Qubie · December 6, 2023, 9:15am

What do you all call “pci device”? An internet modem? So, if I’m using an Internet modem, which cube I need to connect the modem to, so I can use the Internet without leaking into the clearnet?

apparatus · December 6, 2023, 5:12pm

Your Ethernet or Wireless controller (LAN / WiFi) that is using PCI bus. Or it could be USB adapter.
By default your PCI network controllers are attached to sys-net qube that is created by installer by default.

Qubie · December 7, 2023, 6:42am

I have an internal HDD with ~ 500 MB read/write speed. Is it enough to test Qubes on it? Still want to test Qubes in a safe environment before really use it “in the wild”, but have to choose the drive for the Qubes’ test. At the moment that HDD is the most possible and convenient option.

apparatus · December 7, 2023, 7:10am

It’s enough.

SteveC · December 7, 2023, 5:11pm

I tested QubesOS out by running it from a thumbdrive, because that was the only way I could install to that hardware. I knew it would be slow; I just wanted to see how it functioned–what the workflow was and how things interconnected. (Once I knew I wanted it I bought new hardware.)

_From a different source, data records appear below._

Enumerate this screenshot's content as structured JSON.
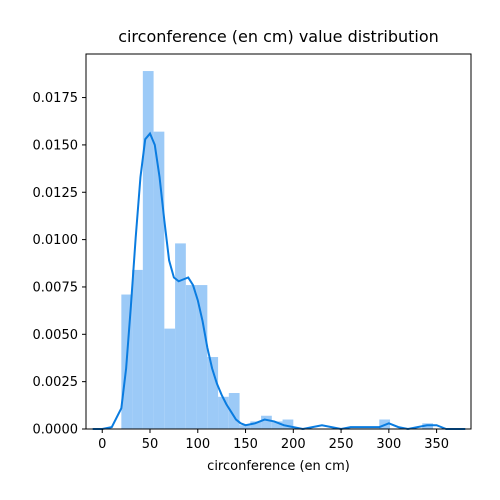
{
  "chart_data": {
    "type": "bar",
    "title": "circonference (en cm) value distribution",
    "xlabel": "circonference (en cm)",
    "ylabel": "",
    "xlim": [
      -17,
      386
    ],
    "ylim": [
      0,
      0.0198
    ],
    "xticks": [
      0,
      50,
      100,
      150,
      200,
      250,
      300,
      350
    ],
    "yticks": [
      "0.0000",
      "0.0025",
      "0.0050",
      "0.0075",
      "0.0100",
      "0.0125",
      "0.0150",
      "0.0175"
    ],
    "bin_width": 11.25,
    "bins": [
      {
        "start": 20.0,
        "density": 0.0071
      },
      {
        "start": 31.25,
        "density": 0.0084
      },
      {
        "start": 42.5,
        "density": 0.0189
      },
      {
        "start": 53.75,
        "density": 0.0157
      },
      {
        "start": 65.0,
        "density": 0.0053
      },
      {
        "start": 76.25,
        "density": 0.0098
      },
      {
        "start": 87.5,
        "density": 0.0076
      },
      {
        "start": 98.75,
        "density": 0.0076
      },
      {
        "start": 110.0,
        "density": 0.0038
      },
      {
        "start": 121.25,
        "density": 0.0017
      },
      {
        "start": 132.5,
        "density": 0.0019
      },
      {
        "start": 143.75,
        "density": 0.0002
      },
      {
        "start": 155.0,
        "density": 0.0004
      },
      {
        "start": 166.25,
        "density": 0.0007
      },
      {
        "start": 177.5,
        "density": 0.0004
      },
      {
        "start": 188.75,
        "density": 0.0005
      },
      {
        "start": 200.0,
        "density": 0.0
      },
      {
        "start": 211.25,
        "density": 0.0
      },
      {
        "start": 222.5,
        "density": 0.0
      },
      {
        "start": 233.75,
        "density": 0.0
      },
      {
        "start": 245.0,
        "density": 0.0
      },
      {
        "start": 256.25,
        "density": 0.0
      },
      {
        "start": 267.5,
        "density": 0.0
      },
      {
        "start": 278.75,
        "density": 0.0
      },
      {
        "start": 290.0,
        "density": 0.0005
      },
      {
        "start": 301.25,
        "density": 0.0
      },
      {
        "start": 312.5,
        "density": 0.0
      },
      {
        "start": 323.75,
        "density": 0.0
      },
      {
        "start": 335.0,
        "density": 0.0003
      }
    ],
    "kde": [
      [
        -10,
        0.0
      ],
      [
        0,
        0.0
      ],
      [
        10,
        0.0001
      ],
      [
        20,
        0.0011
      ],
      [
        25,
        0.0032
      ],
      [
        30,
        0.0065
      ],
      [
        35,
        0.0101
      ],
      [
        40,
        0.0133
      ],
      [
        45,
        0.0153
      ],
      [
        50,
        0.0156
      ],
      [
        55,
        0.015
      ],
      [
        60,
        0.0133
      ],
      [
        65,
        0.011
      ],
      [
        70,
        0.0089
      ],
      [
        75,
        0.008
      ],
      [
        80,
        0.0078
      ],
      [
        85,
        0.0079
      ],
      [
        90,
        0.008
      ],
      [
        95,
        0.0076
      ],
      [
        100,
        0.0068
      ],
      [
        105,
        0.0057
      ],
      [
        110,
        0.0043
      ],
      [
        115,
        0.0032
      ],
      [
        120,
        0.0024
      ],
      [
        125,
        0.0018
      ],
      [
        130,
        0.0013
      ],
      [
        135,
        0.0009
      ],
      [
        140,
        0.0005
      ],
      [
        145,
        0.0003
      ],
      [
        150,
        0.0002
      ],
      [
        160,
        0.0003
      ],
      [
        170,
        0.0005
      ],
      [
        180,
        0.0004
      ],
      [
        190,
        0.0002
      ],
      [
        200,
        0.0001
      ],
      [
        210,
        0.0
      ],
      [
        220,
        0.0001
      ],
      [
        230,
        0.0002
      ],
      [
        240,
        0.0001
      ],
      [
        250,
        0.0
      ],
      [
        260,
        0.0001
      ],
      [
        270,
        0.0001
      ],
      [
        280,
        0.0001
      ],
      [
        290,
        0.0001
      ],
      [
        300,
        0.0003
      ],
      [
        310,
        0.0001
      ],
      [
        320,
        0.0
      ],
      [
        330,
        0.0001
      ],
      [
        340,
        0.0002
      ],
      [
        350,
        0.0002
      ],
      [
        360,
        0.0
      ],
      [
        370,
        0.0
      ],
      [
        380,
        0.0
      ]
    ],
    "grid": false,
    "legend": "none",
    "colors": {
      "bar": "#9ccaf7",
      "kde": "#0a7ce0",
      "axes": "#000000"
    }
  }
}
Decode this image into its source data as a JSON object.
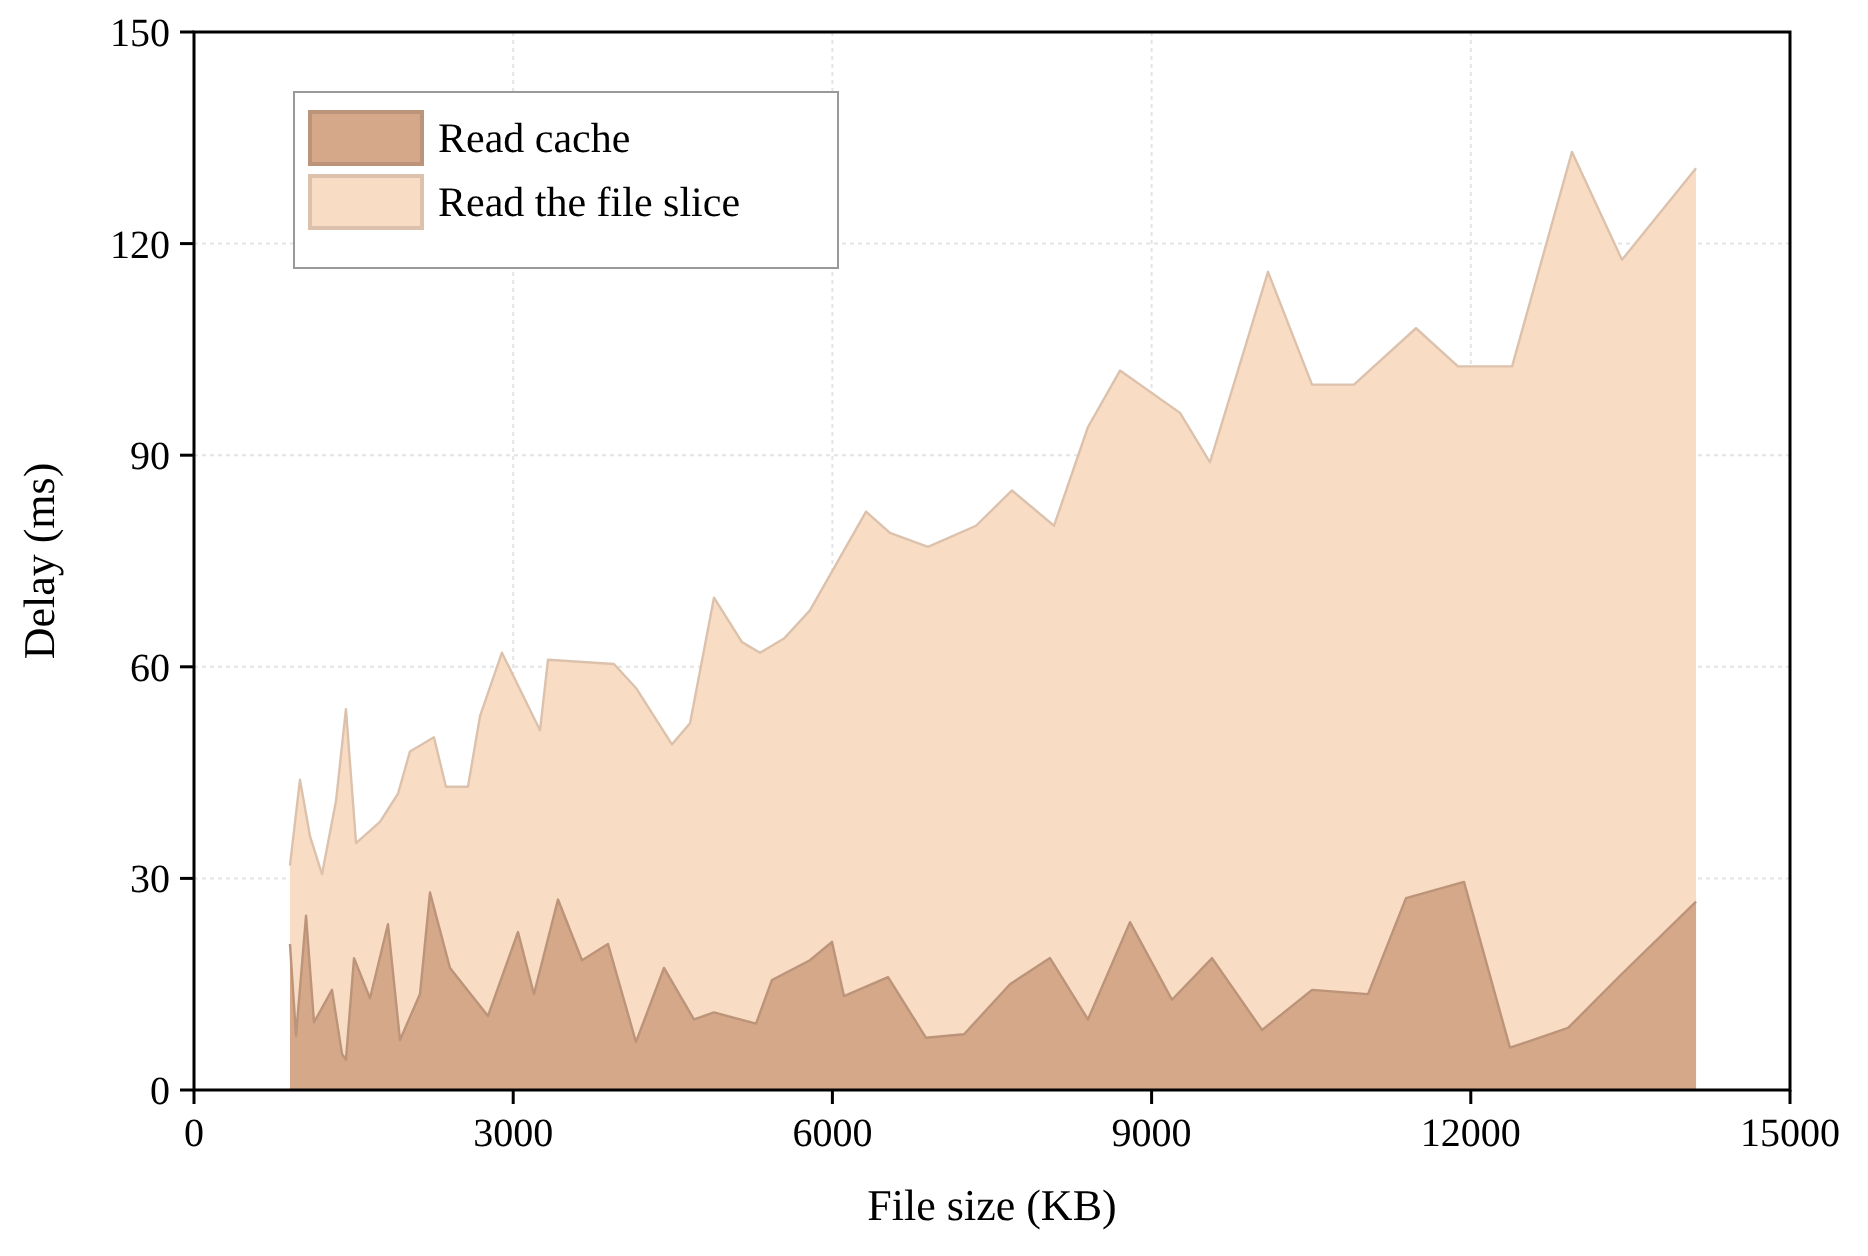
{
  "chart_data": {
    "type": "area",
    "xlabel": "File size (KB)",
    "ylabel": "Delay (ms)",
    "xlim": [
      0,
      15000
    ],
    "xticks": [
      0,
      3000,
      6000,
      9000,
      12000,
      15000
    ],
    "ylim": [
      0,
      150
    ],
    "yticks": [
      0,
      30,
      60,
      90,
      120,
      150
    ],
    "grid": true,
    "legend": "top left",
    "series": [
      {
        "name": "Read the file slice",
        "color": "#f9dcc4",
        "x": [
          902,
          996,
          1090,
          1203,
          1335,
          1428,
          1523,
          1748,
          1917,
          2030,
          2255,
          2368,
          2575,
          2688,
          2894,
          3252,
          3327,
          3947,
          4154,
          4492,
          4662,
          4887,
          5150,
          5320,
          5545,
          5789,
          6316,
          6541,
          6898,
          7350,
          7688,
          8083,
          8402,
          8703,
          9267,
          9549,
          10094,
          10508,
          10902,
          11485,
          11880,
          12388,
          12951,
          13421,
          14117
        ],
        "values": [
          31.8,
          44,
          36,
          30.6,
          41,
          54,
          35,
          38,
          42,
          48,
          50,
          43,
          43,
          53,
          62,
          51,
          61,
          60.4,
          57,
          49,
          52,
          69.8,
          63.5,
          62,
          64,
          68,
          82,
          79,
          77,
          80,
          85,
          80,
          94,
          102,
          96,
          89,
          116,
          100,
          100,
          108,
          102.6,
          102.6,
          133,
          117.7,
          130.7
        ]
      },
      {
        "name": "Read cache",
        "color": "#d4a889",
        "x": [
          902,
          959,
          1053,
          1128,
          1297,
          1391,
          1428,
          1504,
          1654,
          1823,
          1936,
          2124,
          2218,
          2406,
          2763,
          3045,
          3195,
          3421,
          3647,
          3891,
          4154,
          4417,
          4699,
          4887,
          5282,
          5432,
          5789,
          5996,
          6109,
          6523,
          6880,
          7237,
          7669,
          8045,
          8402,
          8797,
          9192,
          9568,
          10038,
          10508,
          11034,
          11391,
          11936,
          12368,
          12914,
          13402,
          14117
        ],
        "values": [
          20.7,
          7.7,
          24.7,
          9.6,
          14.2,
          5.1,
          4.3,
          18.7,
          13,
          23.5,
          7.1,
          13.6,
          28,
          17.3,
          10.5,
          22.4,
          13.6,
          27,
          18.4,
          20.7,
          6.8,
          17.3,
          10,
          11,
          9.4,
          15.6,
          18.4,
          21,
          13.3,
          16,
          7.4,
          7.9,
          15,
          18.7,
          10,
          23.8,
          12.8,
          18.7,
          8.5,
          14.2,
          13.6,
          27.2,
          29.5,
          6,
          8.8,
          16.2,
          26.7
        ]
      }
    ]
  }
}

Qubie · December 8, 2023, 8:24am

OK, I could install. It’s pretty slow (I suppose because of HDD), but works. There is USB mouse attached and when I entered Qubes it asked me to attach USB mouse to the dom0. As I understand sysnet cube asked this, because that cube was in the window that appeared. Why dirrectly in dom0? I decided do not do this before I ask here. There was written many times that dom0 must be used only for updating and nothing should be attached to it. During installation I checked tick about sysnet using usb cube to make working with modem possible. Is it somehow related (I mean, that it was sysnet who made the request)? So it means all usb devices that I will attach to the computer can connect to the Internet? Is it possible to avoid this?
And how high is risk if I will attach mouse to the dom0 as it asks? Is it better do not use mouse at all and use touchpad instead?

apparatus · December 8, 2023, 9:06am

Yes.

Because dom0 needs the mouse input to use it for itself and to pass this input to other qubes.

Yes:

Yes.

If you have multiple USB controllers you can attach one of them to sys-net and use it only for your USB network adapter and attach all other USB controllers to sys-usb to use for mouse or other USB devices.

Qubie · December 8, 2023, 9:53am

Thank you very much. Is this the manual how to do this? There also is written:

You said dom0 needs mouse to use it. But how mouse can be used by dom0 if mouse will be attached to sys-usb instead of dom0 so dom0 will not see it?

apparatus · December 8, 2023, 10:00am

Yes.

Mouse can be attached from sys-usb to dom0 in the same way as any other USB device can be attached from sys-usb to any other VM.

DVM · December 8, 2023, 10:07am

This is not how it works currently. sys-usb can’t attach anything to dom0 for obvious security reasons. In the case of mouse/keyboard, Qubes sends the input through Qrexec using input-proxy-sender and input-proxy-receiver. The sender resides in sys-usb where the mouse and keyboard are, and the receiver runs in dom0 and filters the events sent to it based on a specific list of actions.